I've only ever really been attracted to nice men. I like the way their face lights up when they look at me, that they want the best for me and I can trust them. Try imagining yourself with someone that thinks you are wonderful. That is an attractive man, who deserves your time and affection.

I'm not saying marry someone who you have no spark with, but try dating men who are lovely and see how it goes.

applesandpears56 · 11/03/2018 22:40

What was your dad like?

lostindreams · 11/03/2018 22:55

Remote1candles - I wish I could be more like you!

applesandpears56 - My dad is very emotionally distant. When I was a kid he acted like he hated me. That's why I find it very hard to trust men. I have done counselling before but perhaps I need to go back to it.

I've reached the stage where I'm aware of my pattern but it's still hard to break free and actively choose someone I know is good for me because I don't feel a connection.

I'm older now so I'm not looking for fireworks but some chemistry would be nice.

OP posts:
applesandpears56 · 11/03/2018 23:04

Being aware is a great start! At least half of the battle. Yes maybe do more counselling if you can afford it?

Other than that do things that you really love in your spare time and push yourself to follow them further (like go on a trip or join a club). Meeting someone with a common positive outlook to you is helped by having things in common imo

Dadaist · 12/03/2018 16:45

Hi OP
Well two things...
The first (as perhaps you’ve covered in counselling?) is that we often try to replicate our relationship with our parent in our relationships - in order to fix some of the emotional hurt we experienced in childhood. So we look for the man/woman with the same traits as father/mother - only this time we try and get them to respond the right way, not the way our parent did. We become attracted to the thing which hurt us, in the hope of making a different ending and repairing ourselves. It can lead to all kinds of problems.
And the worse the relationship and the greater the hurt, the more damage it does to us going forward.

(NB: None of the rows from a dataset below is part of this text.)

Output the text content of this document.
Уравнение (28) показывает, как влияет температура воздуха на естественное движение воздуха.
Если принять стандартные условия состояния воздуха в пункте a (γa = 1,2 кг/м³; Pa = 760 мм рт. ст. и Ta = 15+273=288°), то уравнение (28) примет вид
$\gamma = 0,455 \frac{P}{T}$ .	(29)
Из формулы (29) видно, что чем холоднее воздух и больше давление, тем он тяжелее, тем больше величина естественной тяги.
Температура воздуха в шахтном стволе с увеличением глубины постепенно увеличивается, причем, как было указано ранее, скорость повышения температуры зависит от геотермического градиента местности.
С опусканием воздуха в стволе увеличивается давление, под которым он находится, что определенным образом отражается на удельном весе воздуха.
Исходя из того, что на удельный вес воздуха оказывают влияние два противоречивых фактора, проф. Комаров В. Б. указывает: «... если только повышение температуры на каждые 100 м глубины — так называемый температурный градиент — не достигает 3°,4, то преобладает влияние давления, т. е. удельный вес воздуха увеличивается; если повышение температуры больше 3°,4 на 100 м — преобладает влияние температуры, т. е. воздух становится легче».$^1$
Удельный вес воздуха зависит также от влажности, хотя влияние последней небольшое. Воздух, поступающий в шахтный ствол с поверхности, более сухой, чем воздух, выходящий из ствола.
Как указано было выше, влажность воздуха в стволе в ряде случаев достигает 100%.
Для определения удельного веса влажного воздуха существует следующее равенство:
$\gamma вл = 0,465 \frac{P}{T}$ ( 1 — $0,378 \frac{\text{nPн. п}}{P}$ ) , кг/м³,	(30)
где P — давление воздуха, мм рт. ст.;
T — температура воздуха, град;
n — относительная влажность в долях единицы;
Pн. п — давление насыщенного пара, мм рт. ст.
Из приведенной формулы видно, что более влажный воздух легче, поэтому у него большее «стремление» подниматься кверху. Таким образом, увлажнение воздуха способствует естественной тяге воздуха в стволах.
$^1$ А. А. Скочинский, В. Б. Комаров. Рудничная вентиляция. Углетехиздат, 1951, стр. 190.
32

The second thing is (I’m sure I might be flamed) that it seems to me very common that women love a man to appear invulnerable. Like they adore a man when they think there is nothing they could do to hurt him emotionally. He maybe kind, or thoughtful, and even sensitive, but such clear boundaries that you can’t upset him. You step out of line and you could be toast but he’s never going to feel emotional pain at your doing. I don’t know why - something to do with presenting as strong, allowing her to feel safe? Who knows?

So you’ve got it doubly bad - on the one hand - a father who was distant and unloving - (needing a distant undemonstrative type) and then a more common animal attraction to a man who won’t appear vulnerable. Ergo - a man you can’t hurt who won’t mind hurting you! Is that the picture for you I wonder? So the more emotionally sensitive/responsive men just ain’t going to do it for you?
I’ve gone out on a limb but if the above hits a chord then you need to retrain your responses, try new ways of perceiving behaviours (good and bad) and look for something very much more genuine. I don’t think it’s impossible - it’s all within you!

villamariavintrapp · 12/03/2018 17:53

Maybe also think about how you know when you're attracted to someone..? I have a friend who sounds a bit like you and she always goes for men who give her 'butterflies in her stomach' but a lot of the time these aren't good guys and what she's feeling is anxiety that she's misinterpreting..

HoHoHoHo · 12/03/2018 17:59

I think you need to believe that you are someone who deserves to be with someone who respects them.

Dadaist · 12/03/2018 18:00

That’s a really good point villamaria- we can very easily attribute qualities in someone else because of what they trigger in us and misinterpret what’s going on.